What happens if my family size or income changes during the year?
Life-changing events can impact your tax credit eligibility or change your subsidy amount. For example, getting a divorce might lower your subsidy since your household size goes down, but the birth of a child will increase the amount you save on health insurance.
Events that change your premium tax credit
- Birth
- Change in your address
- Change in health insurance coverage
- Adoption
- Marriage or divorce
- Change in your household income
It’s important to report changes immediately to avoid paying more than you have to for health insurance. That's because you could owe the IRS money if you no longer qualify for the amount of tax credits you're getting.
What is the small business health care tax credit?
The small business health care tax credit pays for up to half the cost of employee health insurance at eligible small businesses.
Usually, small business owners don't have to offer health insurance if they have fewer than 50 full-time employees. However, small business owners may qualify for a tax credit if they give employees the opportunity to enroll in workplace coverage.
Keep in mind that not everyone qualifies for this tax credit. This includes small business owners who don't have employees.
Small businesses can qualify for this tax credit up to two years in a row. You and your business would be eligible for the credit if you meet all of the following requirements:
- You bought insurance through the Small Business Health Options Program (SHOP) marketplace.
- You have fewer than 25 full-time employees.
- You pay average wages of less than $62,000 per year.
- You pay at least half the cost of your full-time employees' health insurance rates.

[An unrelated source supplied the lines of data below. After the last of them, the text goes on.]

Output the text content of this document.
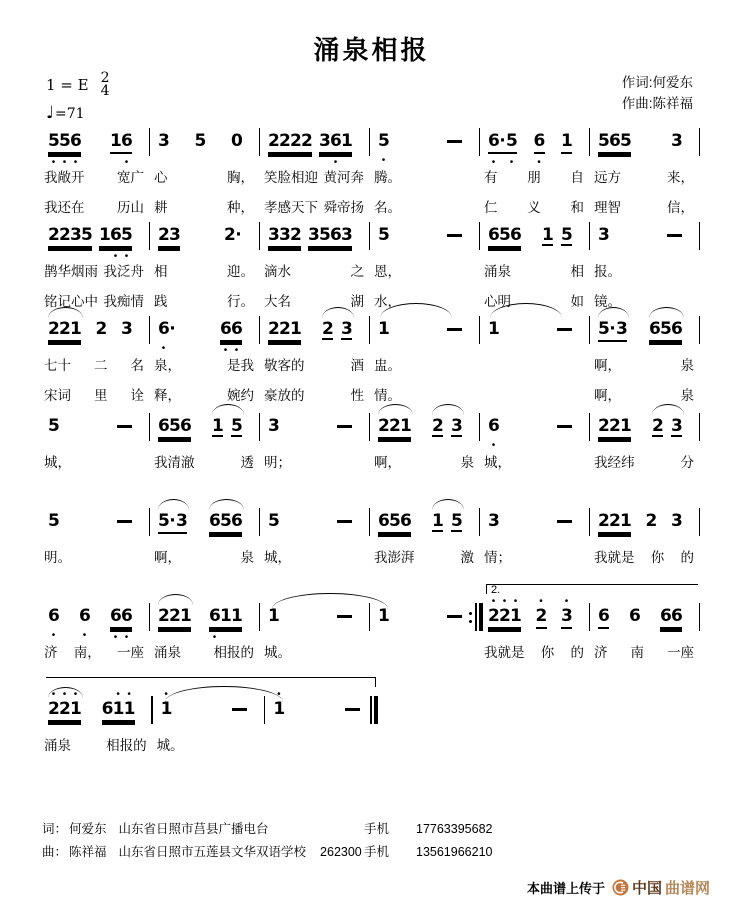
涌泉相报
1 = E 2
4
♩=71
作词:何爱东
作曲:陈祥福
5 5 6
• • •
1 6
•
我敞开 宽广
我还在 历山
3 5 0
心	胸，
耕	种，
2 2 2 2 3 6 1
•
笑脸相迎 黄河奔
孝感天下 舜帝扬
5
•
腾。
名。
6 · 5
•	•
6
•
1
有 朋 自
仁 义 和
5 6 5 3
远方	来，
理智	信，
2 2 3 5 1 6 5
• •
鹊华烟雨 我泛舟
铭记心中 我痴情
2 3	2 ·
相	迎。
践	行。
3 3 2 3 5 6 3
滴水	之
大名	湖
5
恩，
水，
6 5 6 1 5
涌泉	相
心明	如
3
报。
镜。
2 2 1 2 3
七十 二 名
宋词 里 诠
6 ·
•
6 6
• •
泉，	是我
释，	婉约
2 2 1 2 3
敬客的	酒
豪放的	性
1
盅。
情。
1	5 · 3 6 5 6
啊，	泉
啊，	泉
5
城，
6 5 6 1 5
我清澈	透
3
明；
2 2 1 2 3
啊，	泉
6
•
城，
2 2 1 2 3
我经纬	分
5
明。
5 · 3 6 5 6
啊，	泉
5
城，
6 5 6 1 5
我澎湃	激
3
情；
2 2 1 2 3
我就是 你 的
6
•
6
•
6 6
• •
济 南， 一座
2 2 1 6 1 1
•
涌泉 相报的
1
城。
1	2 2 1
• • •
2
•
3
•
我就是 你 的
6 6 6 6
济 南 一座
2.
2 2 1
• • •
6 1 1
• •
涌泉	相报的
1
•
城。
1
•
词： 何爱东 山东省日照市莒县广播电台	手机	17763395682
曲： 陈祥福 山东省日照市五莲县文华双语学校 262300 手机	13561966210
本曲谱上传于 中国 曲谱网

If you qualify, the government pays for part of the cost of your workers' health insurance. The size of your workforce influences the amount of money you get. For example, if your business has fewer than 10 full-time employees, you can get the maximum amount. A larger business with 24 employees would qualify for a lower tax credit.
The credit covers up to half of the costs you pay for your employees' coverage (35% for nonprofits). For example, say a company qualifies for the full small business tax credit and chooses to pay for all of its employees' health insurance rates, which costs the firm $70,000 per year. That business would get tax credits for $35,000 at the end of the year.

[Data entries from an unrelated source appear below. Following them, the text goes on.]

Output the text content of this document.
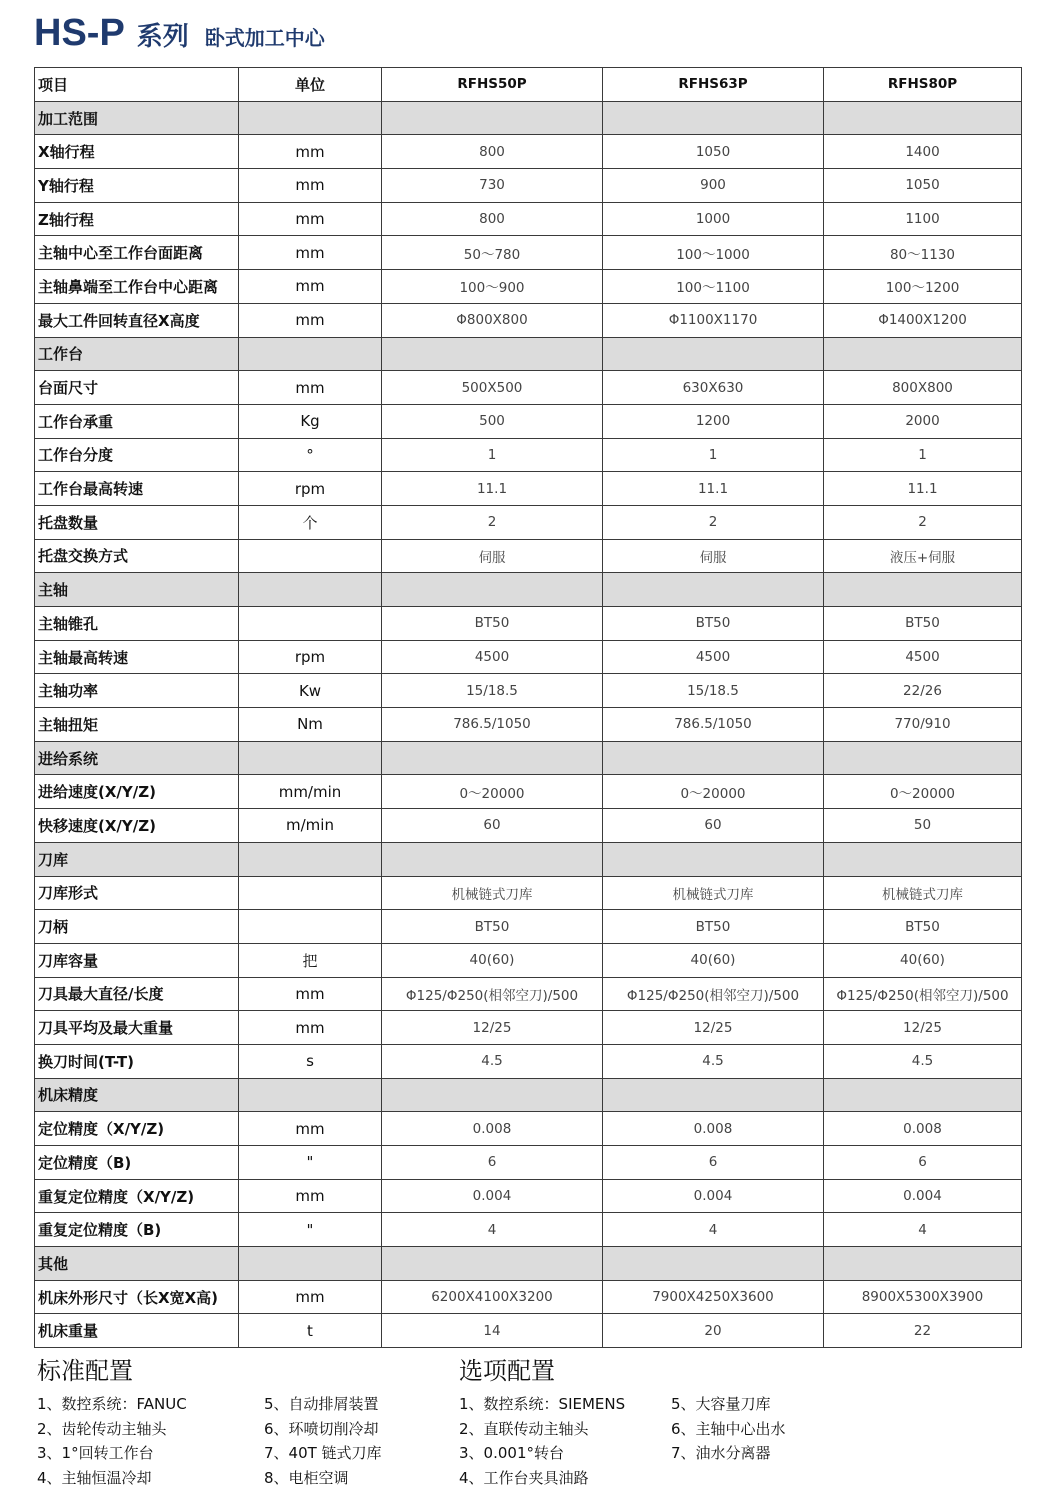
HS-P 系列 卧式加工中心
项目	单位	RFHS50P	RFHS63P	RFHS80P
加工范围				
X轴行程	mm	800	1050	1400
Y轴行程	mm	730	900	1050
Z轴行程	mm	800	1000	1100
主轴中心至工作台面距离	mm	50～780	100～1000	80～1130
主轴鼻端至工作台中心距离	mm	100～900	100～1100	100～1200
最大工件回转直径X高度	mm	Φ800X800	Φ1100X1170	Φ1400X1200
工作台				
台面尺寸	mm	500X500	630X630	800X800
工作台承重	Kg	500	1200	2000
工作台分度	°	1	1	1
工作台最高转速	rpm	11.1	11.1	11.1
托盘数量	个	2	2	2
托盘交换方式		伺服	伺服	液压+伺服
主轴				
主轴锥孔		BT50	BT50	BT50
主轴最高转速	rpm	4500	4500	4500
主轴功率	Kw	15/18.5	15/18.5	22/26
主轴扭矩	Nm	786.5/1050	786.5/1050	770/910
进给系统				
进给速度(X/Y/Z)	mm/min	0～20000	0～20000	0～20000
快移速度(X/Y/Z)	m/min	60	60	50
刀库				
刀库形式		机械链式刀库	机械链式刀库	机械链式刀库
刀柄		BT50	BT50	BT50
刀库容量	把	40(60)	40(60)	40(60)
刀具最大直径/长度	mm	Φ125/Φ250(相邻空刀)/500	Φ125/Φ250(相邻空刀)/500	Φ125/Φ250(相邻空刀)/500
刀具平均及最大重量	mm	12/25	12/25	12/25
换刀时间(T-T)	s	4.5	4.5	4.5
机床精度				
定位精度（X/Y/Z)	mm	0.008	0.008	0.008
定位精度（B)	"	6	6	6
重复定位精度（X/Y/Z)	mm	0.004	0.004	0.004
重复定位精度（B)	"	4	4	4
其他				
机床外形尺寸（长X宽X高)	mm	6200X4100X3200	7900X4250X3600	8900X5300X3900
机床重量	t	14	20	22
标准配置
1、数控系统：FANUC
2、齿轮传动主轴头
3、1°回转工作台
4、主轴恒温冷却
5、自动排屑装置
6、环喷切削冷却
7、40T 链式刀库
8、电柜空调
选项配置
1、数控系统：SIEMENS
2、直联传动主轴头
3、0.001°转台
4、工作台夹具油路
5、大容量刀库
6、主轴中心出水
7、油水分离器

Qualifying small businesses can claim this tax credit by filing Form 8941 with their taxes.
Self-employed health care tax credit
Health insurance tax credit eligibility if you're self-employed will depend on your family size and income. The income limits are the exact same between self-employed and employed individuals. For example, a single person can earn up to about $63,000 and still qualify for premium tax credits.
However, your self-employed status can make figuring out your subsidy amount more complex. In order to get the most from your tax credit, it's a good idea to talk to a tax professional.

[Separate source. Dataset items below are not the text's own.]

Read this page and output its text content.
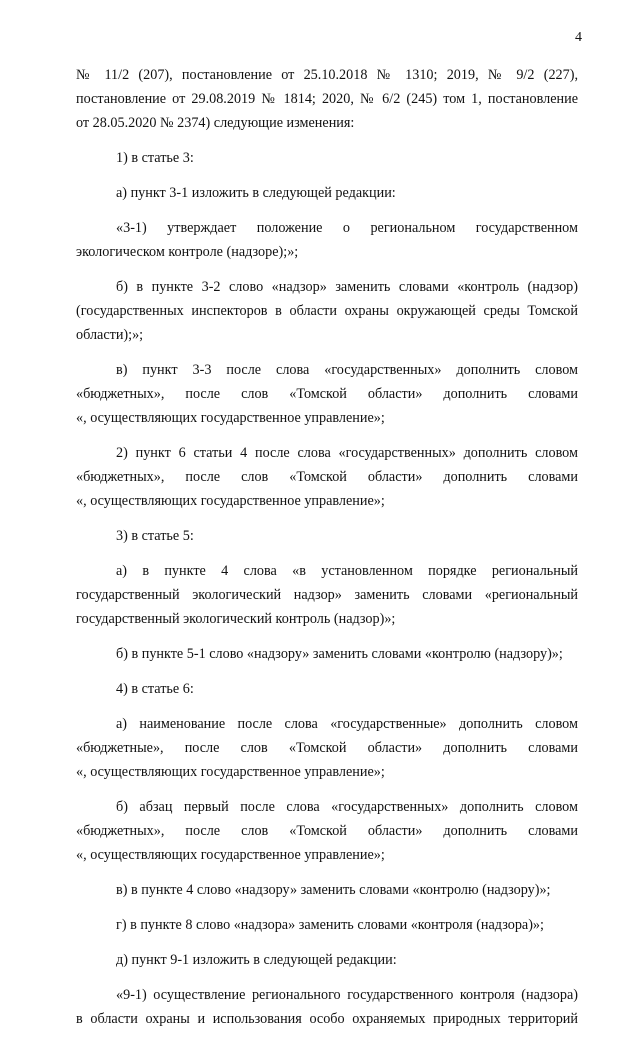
4
№ 11/2 (207), постановление от 25.10.2018 № 1310; 2019, № 9/2 (227),
постановление от 29.08.2019 № 1814; 2020, № 6/2 (245) том 1, постановление
от 28.05.2020 № 2374) следующие изменения:
1) в статье 3:
а) пункт 3-1 изложить в следующей редакции:
«3-1) утверждает положение о региональном государственном
экологическом контроле (надзоре);»;
б) в пункте 3-2 слово «надзор» заменить словами «контроль (надзор)
(государственных инспекторов в области охраны окружающей среды Томской
области);»;
в) пункт 3-3 после слова «государственных» дополнить словом
«бюджетных», после слов «Томской области» дополнить словами
«, осуществляющих государственное управление»;
2) пункт 6 статьи 4 после слова «государственных» дополнить словом
«бюджетных», после слов «Томской области» дополнить словами
«, осуществляющих государственное управление»;
3) в статье 5:
а) в пункте 4 слова «в установленном порядке региональный
государственный экологический надзор» заменить словами «региональный
государственный экологический контроль (надзор)»;
б) в пункте 5-1 слово «надзору» заменить словами «контролю (надзору)»;
4) в статье 6:
а) наименование после слова «государственные» дополнить словом
«бюджетные», после слов «Томской области» дополнить словами
«, осуществляющих государственное управление»;
б) абзац первый после слова «государственных» дополнить словом
«бюджетных», после слов «Томской области» дополнить словами
«, осуществляющих государственное управление»;
в) в пункте 4 слово «надзору» заменить словами «контролю (надзору)»;
г) в пункте 8 слово «надзора» заменить словами «контроля (надзора)»;
д) пункт 9-1 изложить в следующей редакции:
«9-1) осуществление регионального государственного контроля (надзора)
в области охраны и использования особо охраняемых природных территорий
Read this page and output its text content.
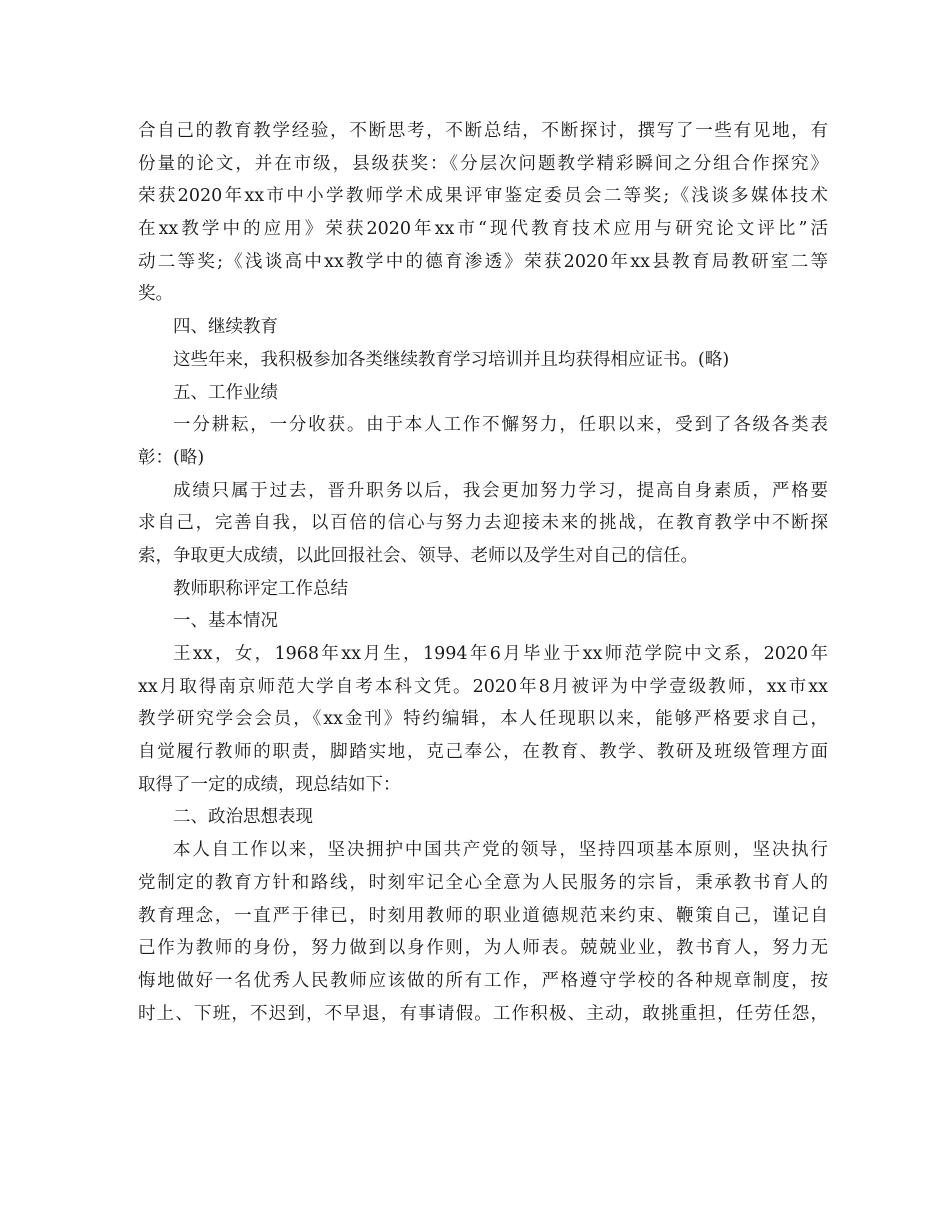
合自己的教育教学经验，不断思考，不断总结，不断探讨，撰写了一些有见地，有
份量的论文，并在市级，县级获奖：《分层次问题教学精彩瞬间之分组合作探究》
荣获2020年xx市中小学教师学术成果评审鉴定委员会二等奖;《浅谈多媒体技术
在xx教学中的应用》荣获2020年xx市“现代教育技术应用与研究论文评比”活
动二等奖;《浅谈高中xx教学中的德育渗透》荣获2020年xx县教育局教研室二等
奖。
四、继续教育
这些年来，我积极参加各类继续教育学习培训并且均获得相应证书。(略)
五、工作业绩
一分耕耘，一分收获。由于本人工作不懈努力，任职以来，受到了各级各类表
彰：(略)
成绩只属于过去，晋升职务以后，我会更加努力学习，提高自身素质，严格要
求自己，完善自我，以百倍的信心与努力去迎接未来的挑战，在教育教学中不断探
索，争取更大成绩，以此回报社会、领导、老师以及学生对自己的信任。
教师职称评定工作总结
一、基本情况
王xx，女，1968年xx月生，1994年6月毕业于xx师范学院中文系，2020年
xx月取得南京师范大学自考本科文凭。2020年8月被评为中学壹级教师，xx市xx
教学研究学会会员，《xx金刊》特约编辑，本人任现职以来，能够严格要求自己，
自觉履行教师的职责，脚踏实地，克己奉公，在教育、教学、教研及班级管理方面
取得了一定的成绩，现总结如下：
二、政治思想表现
本人自工作以来，坚决拥护中国共产党的领导，坚持四项基本原则，坚决执行
党制定的教育方针和路线，时刻牢记全心全意为人民服务的宗旨，秉承教书育人的
教育理念，一直严于律已，时刻用教师的职业道德规范来约束、鞭策自己，谨记自
己作为教师的身份，努力做到以身作则，为人师表。兢兢业业，教书育人，努力无
悔地做好一名优秀人民教师应该做的所有工作，严格遵守学校的各种规章制度，按
时上、下班，不迟到，不早退，有事请假。工作积极、主动，敢挑重担，任劳任怨，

Frequently asked questions
What is a tax credit for health insurance?
A tax credit for health insurance lowers your monthly health insurance costs. To get credits, you need to buy your plan through HealthCare.gov or a state marketplace, and you can't earn more than about $63,000 per year (roughly $129,000 for a family of four).
What is an advanced premium tax credit (APTC)??
An advanced premium tax credit (APTC) lowers the amount you pay for health insurance each month when you buy coverage through the health marketplace and earn a qualifying income. The government pays the subsidy directly to your health insurance company throughout the year.
Will I have to pay back my premium tax credit??
You may have to pay back part or all of your advanced premium tax credit if your income or household size changes. For example, getting a raise at work or switching jobs could mean you'll have to pay back some, or even all, of your premium tax credit when you file your taxes.
Sources and methodology
Federal poverty level (FPL) figures and limits are from HealthCare.gov. Information about federal premium tax credit eligibility guidelines is from IRS.gov.